Benefits should rise by inflation, says Labour
A Labour shadow welfare minister has appeared to commit his party to raising working-age benefits and tax credits in line with inflation.
Stephen Timms was speaking on the Welfare Benefits Uprating Bill, which would introduce a 1% cap on many working-age benefits and tax credits.
Labour has previously said that it would oppose the 1% cap.
But this is the first time any Labour spokesman has made any kind of pledge to restore the link with inflation.
The cap will apply to working-age benefits such as job seekers allowance, child benefit and maternity pay.
Labour sees it as unfairly targeting the least well off, including low paid workers as well as the unemployed.
Restoring the link with inflation would cost about £1.9bn, the government claims.
Mr Timms, speaking during the committee stage of the bill, was responding to a question from the Conservative MP Charlie Elphicke.
He asked: "Is it the policy of the honourable gentleman and the opposition that uprating shouldn't be by 1% but it should be by inflation, is that a commitment?"
Mr Timms replied: "Indeed, uprating should be in line with inflation as it always was in the past."
He later repeated this view, saying: "We reject the proposal to restrict the uprating of social security and tax credits to 1% in our view, as I have already said, uprating should be in line with inflation and it should be assessed as it always has been at the end of the preceding year."
Labour sources insisted this did not amount to a commitment about what the party might promise in their manifesto for the 2015 general election, or what the party might actually do if it were elected.

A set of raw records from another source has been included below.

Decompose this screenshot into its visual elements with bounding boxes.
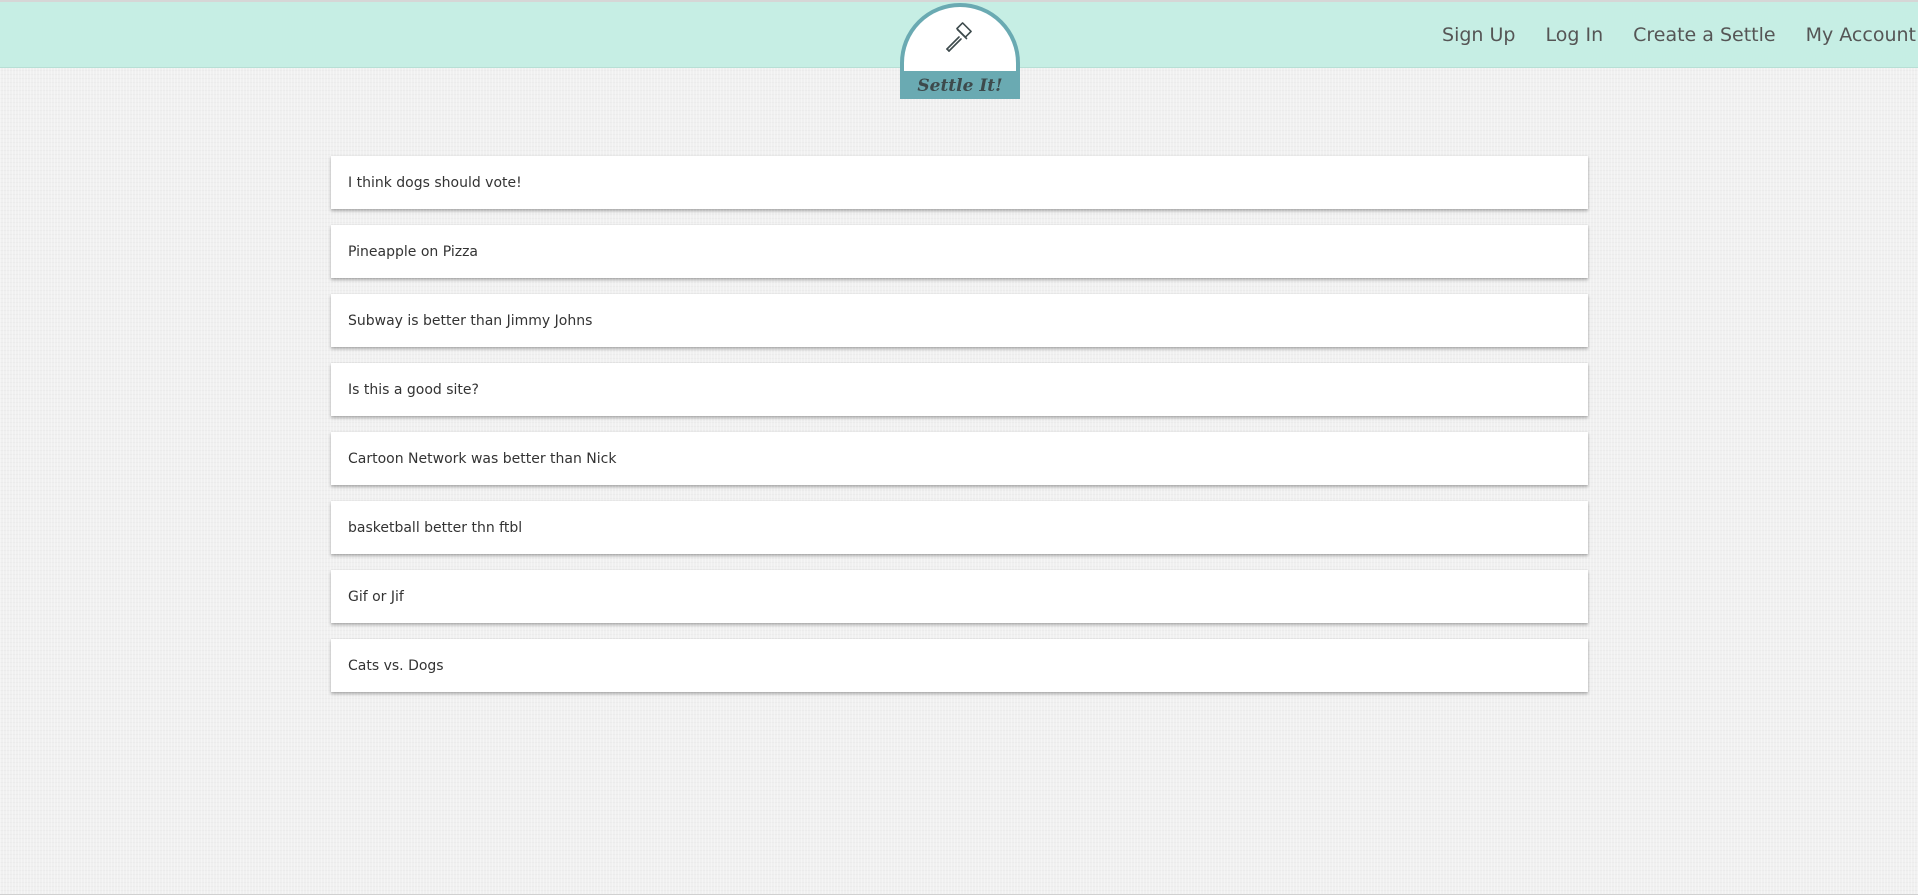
gavel-icon [943, 21, 977, 55]
settle-title: Pineapple on Pizza [348, 243, 479, 260]
settle-title: basketball better thn ftbl [348, 519, 523, 536]
settle-title: I think dogs should vote! [348, 174, 522, 191]
settle-list-item[interactable]: Subway is better than Jimmy Johns [331, 294, 1588, 347]
site-logo[interactable]: Settle It! [900, 3, 1020, 101]
nav-create-settle-link[interactable]: Create a Settle [1633, 24, 1775, 46]
logo-text: Settle It! [917, 76, 1003, 96]
settle-title: Cats vs. Dogs [348, 657, 444, 674]
nav-links: Sign Up Log In Create a Settle My Accoun… [1412, 2, 1916, 67]
settle-list-item[interactable]: Cartoon Network was better than Nick [331, 432, 1588, 485]
settle-title: Is this a good site? [348, 381, 479, 398]
settle-list-item[interactable]: basketball better thn ftbl [331, 501, 1588, 554]
settle-list: I think dogs should vote! Pineapple on P… [331, 156, 1588, 708]
settle-title: Gif or Jif [348, 588, 404, 605]
settle-title: Cartoon Network was better than Nick [348, 450, 617, 467]
nav-my-account-link[interactable]: My Account [1806, 24, 1916, 46]
settle-list-item[interactable]: I think dogs should vote! [331, 156, 1588, 209]
nav-sign-up-link[interactable]: Sign Up [1442, 24, 1515, 46]
nav-log-in-link[interactable]: Log In [1545, 24, 1603, 46]
settle-list-item[interactable]: Is this a good site? [331, 363, 1588, 416]
settle-title: Subway is better than Jimmy Johns [348, 312, 593, 329]
settle-list-item[interactable]: Gif or Jif [331, 570, 1588, 623]
settle-list-item[interactable]: Pineapple on Pizza [331, 225, 1588, 278]
settle-list-item[interactable]: Cats vs. Dogs [331, 639, 1588, 692]
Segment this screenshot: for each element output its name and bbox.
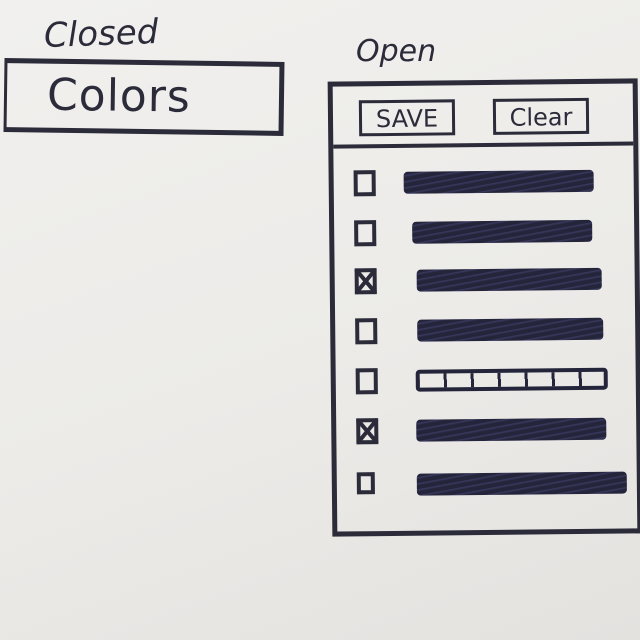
option-checkbox[interactable] <box>354 220 377 247</box>
option-label-placeholder <box>415 367 608 392</box>
closed-dropdown-value: Colors <box>46 69 192 123</box>
check-x-icon <box>356 418 379 445</box>
option-label-placeholder <box>417 317 604 342</box>
option-label-placeholder <box>403 169 594 194</box>
check-x-icon <box>354 268 377 295</box>
save-button[interactable]: SAVE <box>358 99 456 137</box>
option-row[interactable] <box>344 214 614 253</box>
option-row[interactable] <box>347 466 627 505</box>
option-label-placeholder <box>416 471 627 496</box>
open-state-label: Open <box>356 34 437 69</box>
header-divider <box>333 141 634 149</box>
closed-state-label: Closed <box>43 12 159 56</box>
open-dropdown-panel: SAVE Clear <box>327 78 640 537</box>
option-label-placeholder <box>412 219 593 244</box>
option-row[interactable] <box>346 412 616 451</box>
option-checkbox-checked[interactable] <box>356 418 379 445</box>
option-row[interactable] <box>345 312 615 351</box>
option-checkbox[interactable] <box>355 368 378 395</box>
clear-button[interactable]: Clear <box>492 97 590 135</box>
option-checkbox[interactable] <box>355 318 378 345</box>
sketch-paper: Closed Colors Open SAVE Clear <box>0 0 640 640</box>
option-checkbox[interactable] <box>353 170 376 197</box>
option-row[interactable] <box>345 262 615 301</box>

Instead, they said Mr Timms was simply repeating an existing statement that if Labour were in office now, they would not be capping welfare at 1% and instead would let the existing system remain, in effect allowing benefits to rise in line with inflation.
They pointed to an interview given by the shadow chancellor Ed Balls with Sky News on 6 January where he said: "The normal thing is to index and the government would normally have indexed in line with inflation and to be honest, I think that would be fair."
But Mr Balls pointedly refused to make any commitment: "It's not responsible for me as a shadow chancellor to come here two and a half years ahead and tell you what we can do about taxes or spending or benefits."